Van deVelde and Valkeneers explain the statement by Rombaut and Tijs in the Nationaal Biografisch Woordenboek that Rubens was born in Antwerp with the fact that several documents list Peter Paul as a citizen of Antwerp (54), possibly because his older brother Philip had obtained official Antwerp citizenship on July 24, 1607 even though he claimed to have been born in Cologne (Appendix 19-21). This was a prerequisite for his post of Secretary of the City of Antwerp, to which he was appointed on January 14, 1609 with his Brabant nationality specifically confirmed by the Archdukes Albert and Isabella. The authors point out that around that time the archdukes may have thought of appointing Peter Paul as their court painter which happened officially September 23 of that year. They also explain why Maria Pijpelinckx’s trip to Antwerp in 1576 or 1577, as Rombaut and Tijs suggest, is highly unlikely 60).

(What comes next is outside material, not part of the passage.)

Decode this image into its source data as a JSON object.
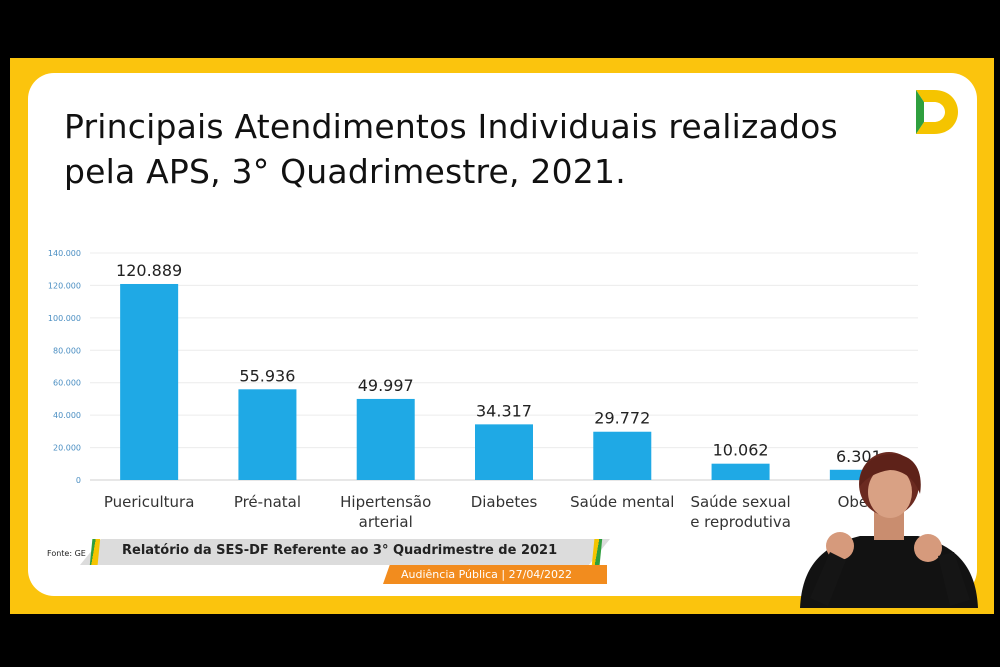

The Vita Petri Pauli Rubenii, first published in 1837 by Baron de Reiffenberg 28) is known today only from later eighteenth-century copies. The authors suggest that the underlying version is closest to the text, probably of 1772, bound in with the Tableau Historique et généalogique de la famille de P. P. Rubens par L.J.A. De Roovere, tome second (Ms. 21740 in fine in the Royal Library, Brussels; Appendix 29, figs. 10-11). Moreover, the article of 1861 on Rubens’s place of birth by L. Ennen in the Annalen des historischen Vereins für den Niederrhein (IX-X, 1861: 216-236) luckily preserves a now lost document from the Historisches Archiv, Cologne. One of the desiderata the authors suggest is to correlate the various Vita versions and to annotate and translate it (29). The authors also established that there was no inscription on Rubens’s tombstone in St. Jacob’s church when it was installed in 1755. The text seen today reproduces that cited by De Piles which apparently had been sent to him by the artist’s nephew Philip (49). The publication ends with a bibliography but no index.